Rimur (the Icelandic word for ‘rhymes’) are long cycles of poetic verse delivered in a distinctively Icelandic half sung/half chanted style. The Rimur are one of Iceland’s oldest traditions. They stretch as far back as the fourteenth century and have their roots in the country’s ancient literature. In many cases, the poetry of the Rimur is transformed directly from the Sagas and Eddas, and contain many of the same themes: dramatic tales of battles and heroes, stories of the supernatural, chivalry and romance are all material for the Rimur, though rhymes also exist which are no more than elaborate gossip stories about communities and individuals.

The structure of the poetry itself is complex enough to make experienced wordsmith’s wince. Though it may sound straightforward enough, the rhymes are in fact deceptively convoluted and adhere to a mind-boggling array of rules and regulations which are quite strictly enforced. One of the main rules of Rimur verse is that the syllables of each line must be arranged in trochaic form, which means that a long syllable is always followed by a short, or that a stressed syllable is followed by an unstressed one. There are then rules as to the amount of syllables you can have in the diffrent lines of every stanza (stanzas can have 2, 3 or 4 lines). And there are also rules regarding alliteration, such as alliteration should always occur in the long syllable of the trochee, and must appear for the third and last time in the first trochee in the second half of the couplet.

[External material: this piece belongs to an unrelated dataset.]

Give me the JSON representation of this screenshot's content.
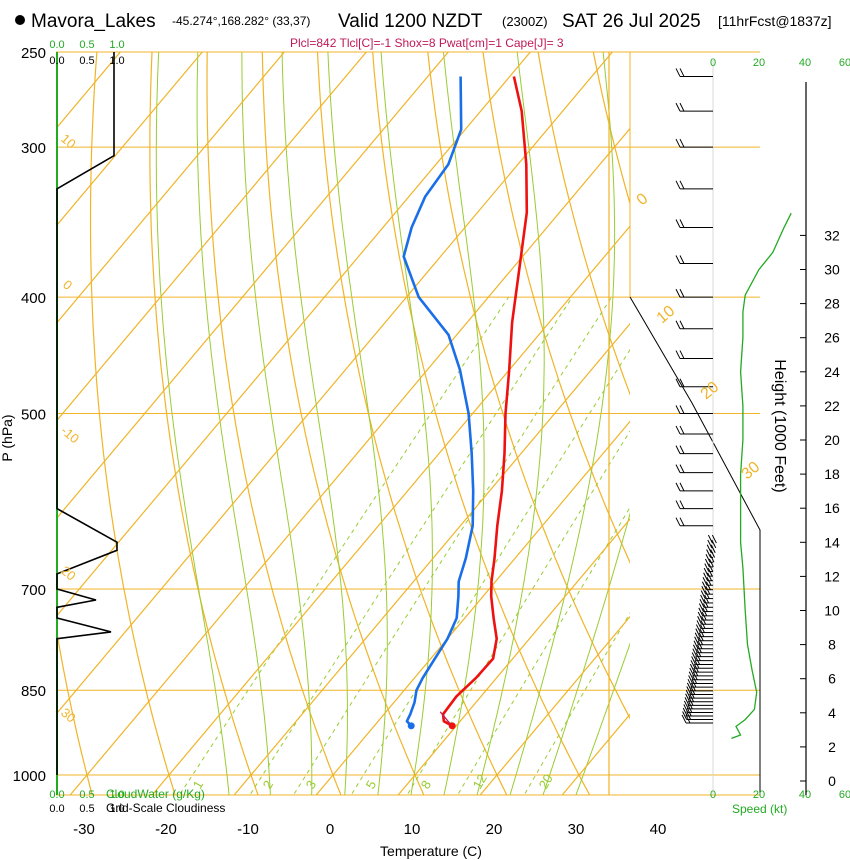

It is also possible to alliterate either consonants or vowels. On top of this there are often internal rhymes and, less commonly, rimur which have to be palindromes, i.e. be intelligible when read both forward and backwards. There is also the question of the content. The metaphors used in Rimur are known as kennings. These often relate back to the mythology enclosed in Snorri Sturlusson’s Edda and were used originally in the Skaldic poetic form. This removes the language of Rimur far from the daily speech of the Icelanders and means that an understanding of the mythology which they often refer to is essential.

The other unique aspect about Rimur is the way they are performed. The golden age of the rhymes was on the 18th and 19th centuries after the readings of sagas and dancing had been outlawed. The rhymes at this time were most commonly chanted at farms during a nightly ceremony where families would meet in the (living room and while they continued with the day’s work – scraping sheep skins, sewing, weaving etc. – someone would often chant Rimur, either from the many manuscripts which were written and passed around from farm to farm, or simply from memory.

The performer would take up a space in the room, sit down in a chair and recite these stories as people worked by candlelight. Traditionally the reader would begin with an introductory stanza, usually a praise to women or a ditty about the tribulations of love. These were usually unrelated to the subject matter of the Rimur and increasingly they were omitted in performances that delayed the progress of the story.

One of the most immediate things to grab you about Rimur is the way it is sung. The chant is reminiscent – and possibly derived from – ancient European styles such as Gregorian chanting. The melodies often bear a resemblance to middle eastern chants but there are no obvious connections between the Icelandic Rimur and the Arabic scales. The melodies did not come with inherent rhythms; they followed the rhythm of the text, making each melody unique.